For the first time in four decades, a minority of Americans support the death penalty. Support of the penalty has decreased among all demographics. Further, the death penalty is unsanctioned under international law. In 1997, the U.N. High Commission for Human Rights approved a resolution declaring that the “abolition of the death penalty contributes to the enhancement of human dignity and to the progressive development of human rights.” This is the same international law that the United States crusades for other nations to follow. Yet, our violation is in spite of an increasing amount of countries deciding to end the death penalty. Over 140 countries have prohibited the penalty, including the United Kingdom, France, Canada, and South Africa. These countries have long recognized that the death penalty is in direct violation of fundamental human rights and many wonder why the United States is still in ambivalence.

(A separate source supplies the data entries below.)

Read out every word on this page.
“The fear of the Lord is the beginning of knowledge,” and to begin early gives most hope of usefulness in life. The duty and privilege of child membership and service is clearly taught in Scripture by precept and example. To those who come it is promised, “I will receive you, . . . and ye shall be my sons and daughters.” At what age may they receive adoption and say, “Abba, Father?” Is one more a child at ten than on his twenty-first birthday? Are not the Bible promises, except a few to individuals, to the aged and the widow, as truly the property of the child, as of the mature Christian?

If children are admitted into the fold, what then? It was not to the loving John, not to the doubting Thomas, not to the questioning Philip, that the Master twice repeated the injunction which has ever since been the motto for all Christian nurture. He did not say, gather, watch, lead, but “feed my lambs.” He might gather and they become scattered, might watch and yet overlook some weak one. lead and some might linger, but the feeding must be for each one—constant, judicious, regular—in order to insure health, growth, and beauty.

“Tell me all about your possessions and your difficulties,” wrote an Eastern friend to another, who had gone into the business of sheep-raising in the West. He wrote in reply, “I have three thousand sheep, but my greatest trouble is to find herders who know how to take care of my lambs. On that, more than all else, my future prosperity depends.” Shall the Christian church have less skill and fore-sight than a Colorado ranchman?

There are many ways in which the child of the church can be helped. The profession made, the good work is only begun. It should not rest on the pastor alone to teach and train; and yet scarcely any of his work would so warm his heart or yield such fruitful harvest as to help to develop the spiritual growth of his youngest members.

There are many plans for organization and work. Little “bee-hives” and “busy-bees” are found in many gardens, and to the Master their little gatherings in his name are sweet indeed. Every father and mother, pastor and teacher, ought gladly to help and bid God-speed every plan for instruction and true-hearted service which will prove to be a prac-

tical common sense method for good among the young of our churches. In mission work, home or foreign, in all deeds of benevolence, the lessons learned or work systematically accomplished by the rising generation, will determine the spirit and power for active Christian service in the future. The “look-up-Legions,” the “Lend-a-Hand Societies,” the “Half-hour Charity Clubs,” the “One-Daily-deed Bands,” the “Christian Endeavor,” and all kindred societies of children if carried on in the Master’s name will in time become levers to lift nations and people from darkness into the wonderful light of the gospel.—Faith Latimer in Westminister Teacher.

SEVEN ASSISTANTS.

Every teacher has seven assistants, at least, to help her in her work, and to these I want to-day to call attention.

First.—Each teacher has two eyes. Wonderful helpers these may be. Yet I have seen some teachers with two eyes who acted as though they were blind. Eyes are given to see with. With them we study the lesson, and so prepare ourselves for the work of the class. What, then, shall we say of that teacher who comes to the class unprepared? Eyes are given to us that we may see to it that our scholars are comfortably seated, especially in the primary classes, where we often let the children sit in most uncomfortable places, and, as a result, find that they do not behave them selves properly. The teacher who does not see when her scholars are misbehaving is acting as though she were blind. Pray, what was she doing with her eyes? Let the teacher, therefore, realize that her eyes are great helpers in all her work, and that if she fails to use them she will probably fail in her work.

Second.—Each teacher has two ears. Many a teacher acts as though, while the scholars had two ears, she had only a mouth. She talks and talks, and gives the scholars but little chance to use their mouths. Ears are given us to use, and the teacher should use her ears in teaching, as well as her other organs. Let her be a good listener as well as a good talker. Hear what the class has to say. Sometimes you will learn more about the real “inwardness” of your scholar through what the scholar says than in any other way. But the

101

Capital punishment in America is not effectual or cost-saving. There is no evidence supporting the claim that the death penalty is a deterrent to crime. When states ban the penalty there fails to be a correlating increase in crime. Conversely, in 2015, Nevada, Tennessee, Florida, and Arkansas had the highest violent crime rates in the nation, yet they all allow the death penalty to function. Furthermore, housing an inmate in a cell for life is cheaper than proceeding to give him or her the death penalty. Any validation of the death penalty on empirical reasoning is found to be weak. Plainly, the philosophical and practical arguments for the maintenance of the death penalty are ill-supported.

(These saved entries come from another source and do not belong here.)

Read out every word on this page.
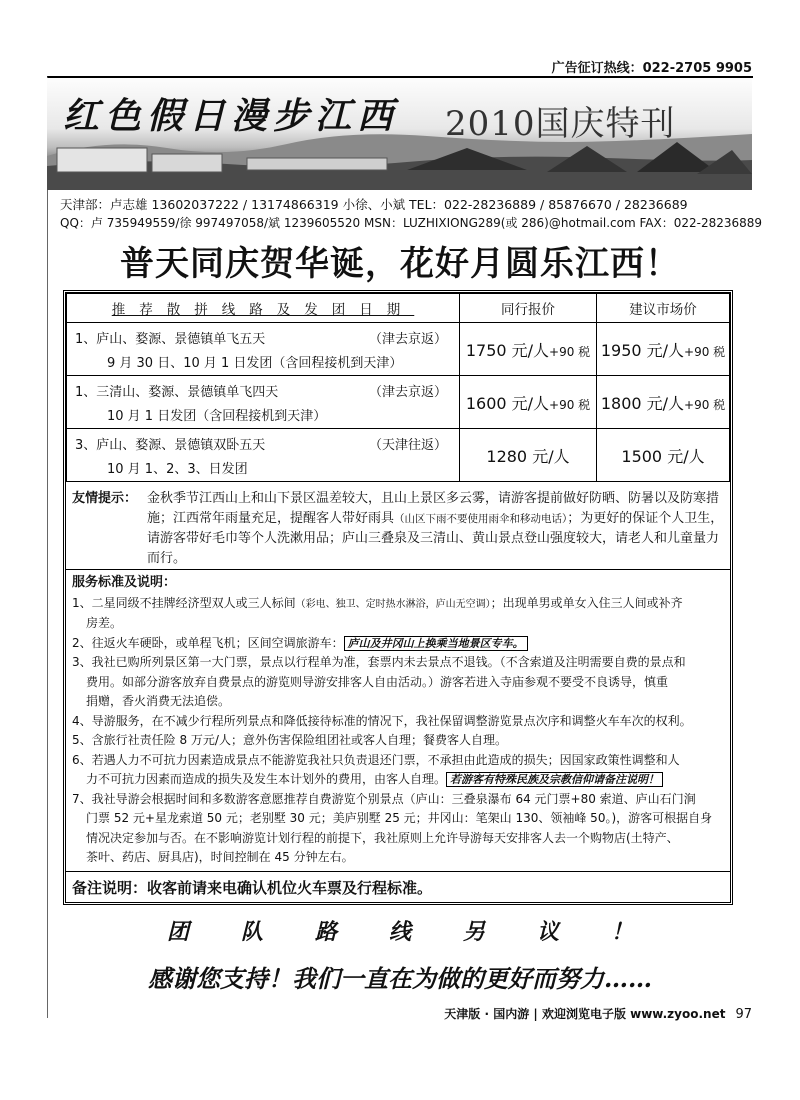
广告征订热线：022-2705 9905
红色假日漫步江西 2010国庆特刊
天津部：卢志雄 13602037222 / 13174866319 小徐、小斌 TEL：022-28236889 / 85876670 / 28236689
QQ：卢 735949559/徐 997497058/斌 1239605520 MSN：LUZHIXIONG289(或 286)@hotmail.com FAX：022-28236889
普天同庆贺华诞，花好月圆乐江西！
推荐散拼线路及发团日期	同行报价	建议市场价

1、庐山、婺源、景德镇单飞五天 （津去京返）
9 月 30 日、10 月 1 日发团（含回程接机到天津）	1750 元/人+90 税	1950 元/人+90 税

1、三清山、婺源、景德镇单飞四天 （津去京返）
10 月 1 日发团（含回程接机到天津）	1600 元/人+90 税	1800 元/人+90 税

3、庐山、婺源、景德镇双卧五天 （天津往返）
10 月 1、2、3、日发团	1280 元/人	1500 元/人
友情提示： 金秋季节江西山上和山下景区温差较大，且山上景区多云雾，请游客提前做好防晒、防暑以及防寒措施；江西常年雨量充足，提醒客人带好雨具（山区下雨不要使用雨伞和移动电话）；为更好的保证个人卫生，请游客带好毛巾等个人洗漱用品；庐山三叠泉及三清山、黄山景点登山强度较大，请老人和儿童量力而行。
服务标准及说明：
1、二星同级不挂牌经济型双人或三人标间（彩电、独卫、定时热水淋浴，庐山无空调）；出现单男或单女入住三人间或补齐
房差。
2、往返火车硬卧，或单程飞机；区间空调旅游车： 庐山及井冈山上换乘当地景区专车。
3、我社已购所列景区第一大门票，景点以行程单为准，套票内未去景点不退钱。（不含索道及注明需要自费的景点和
费用。如部分游客放弃自费景点的游览则导游安排客人自由活动。）游客若进入寺庙参观不要受不良诱导，慎重
捐赠，香火消费无法追偿。
4、导游服务，在不减少行程所列景点和降低接待标准的情况下，我社保留调整游览景点次序和调整火车车次的权利。
5、含旅行社责任险 8 万元/人；意外伤害保险组团社或客人自理；餐费客人自理。
6、若遇人力不可抗力因素造成景点不能游览我社只负责退还门票，不承担由此造成的损失；因国家政策性调整和人
力不可抗力因素而造成的损失及发生本计划外的费用，由客人自理。 若游客有特殊民族及宗教信仰请备注说明！
7、我社导游会根据时间和多数游客意愿推荐自费游览个别景点（庐山：三叠泉瀑布 64 元门票+80 索道、庐山石门涧
门票 52 元+星龙索道 50 元；老别墅 30 元；美庐别墅 25 元；井冈山：笔架山 130、领袖峰 50。)，游客可根据自身
情况决定参加与否。在不影响游览计划行程的前提下，我社原则上允许导游每天安排客人去一个购物店(土特产、
茶叶、药店、厨具店)，时间控制在 45 分钟左右。
备注说明：收客前请来电确认机位火车票及行程标准。
团 队 路 线 另 议 ！
感谢您支持！我们一直在为做的更好而努力……
天津版 · 国内游 | 欢迎浏览电子版 www.zyoo.net 97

The path toward a more perfect union involves halting the capricious nature of capital punishment in America. It is abhorring that an American institution that decides between life and death for others is permissible to prevail with rampant bias. Our criminal justice system has allowed race, income, and county to be leading predictors of capital punishment, rather than the actual facts of a particular case. In a country that abides by the ideals of justice, equality, and fairness—the death penalty has besmirched our moral credibility time and time again.There is no humane way to kill—state-sponsored murder is inherently inhumane. The state of Ohio must cease to continue to use citizens as test subjects in their killing experiments. No matter how it is phrased, killing others is always inextricably linked to human rights. That is essentially what the death penalty is—a human rights issue.